As ruas ao redor da Grand Central Station de Nova York estão cheias das multidões de verão quando Joe Toplyn, um dos principais roteiristas de comédia de TV da cidade, aparece. O homem de 69 anos veste shorts largos, um chapéu de sol - e uma camiseta branca que gritava "Writers Guild [sindicato dos roteiristas americano] em greve!"

"Estamos demonstrando", diz ele, explicando que acabou de estar com membros do WGA em piquetes nos estúdios da NBC na Rockefeller Plaza.

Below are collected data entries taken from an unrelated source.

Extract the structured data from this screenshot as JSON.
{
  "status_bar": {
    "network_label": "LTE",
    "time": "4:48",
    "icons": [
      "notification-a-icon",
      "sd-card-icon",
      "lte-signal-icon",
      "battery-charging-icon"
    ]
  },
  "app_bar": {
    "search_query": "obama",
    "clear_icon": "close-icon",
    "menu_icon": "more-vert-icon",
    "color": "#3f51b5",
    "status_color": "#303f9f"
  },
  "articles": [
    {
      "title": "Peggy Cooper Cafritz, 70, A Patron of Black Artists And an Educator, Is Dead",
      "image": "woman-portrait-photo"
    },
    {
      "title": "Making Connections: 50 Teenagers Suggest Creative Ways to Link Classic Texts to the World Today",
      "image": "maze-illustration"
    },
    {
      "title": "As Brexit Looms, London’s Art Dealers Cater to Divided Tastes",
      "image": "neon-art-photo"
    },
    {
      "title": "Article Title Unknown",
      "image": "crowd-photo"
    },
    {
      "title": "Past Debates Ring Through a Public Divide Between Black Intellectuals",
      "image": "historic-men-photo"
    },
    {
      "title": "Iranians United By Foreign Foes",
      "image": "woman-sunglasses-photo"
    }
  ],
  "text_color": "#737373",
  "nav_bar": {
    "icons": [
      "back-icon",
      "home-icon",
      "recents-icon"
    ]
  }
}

Apresentação do grupo Improbotics, em 2020, que une humoristas reais e comédia feita por inteligência artificial
Apresentação do grupo Improbotics, em 2020, que une humoristas reais e comédia feita por inteligência artificial - Divulgação

Aqui há uma reviravolta marcante do século 21: mesmo quando o sindicato teme que os estúdios possam usar tecnologias como inteligência artificial para cortar empregos, Toplyn está abraçando a inteligência artificial generativa ele mesmo —para fazer rir.

Há seis anos, Toplyn começou a alimentar manchetes diárias de notícias em um algoritmo de comédia que ele havia escrito, alimentado por processamento de linguagem natural. Agora, ele publica a saída desse sistema, chamado Witscript, nas redes sociais. "Eu enviei o ChatGPT para a escola de piadas", diz ele.

Para citar alguns exemplos recentes: em resposta à frase "Três conselheiros especiais diferentes estão investigando o presidente Biden, Hunter Biden e Donald Trump", a conta @witscript responde: "Se eles continuarem assim, talvez realmente tenhamos uma presidente mulher!"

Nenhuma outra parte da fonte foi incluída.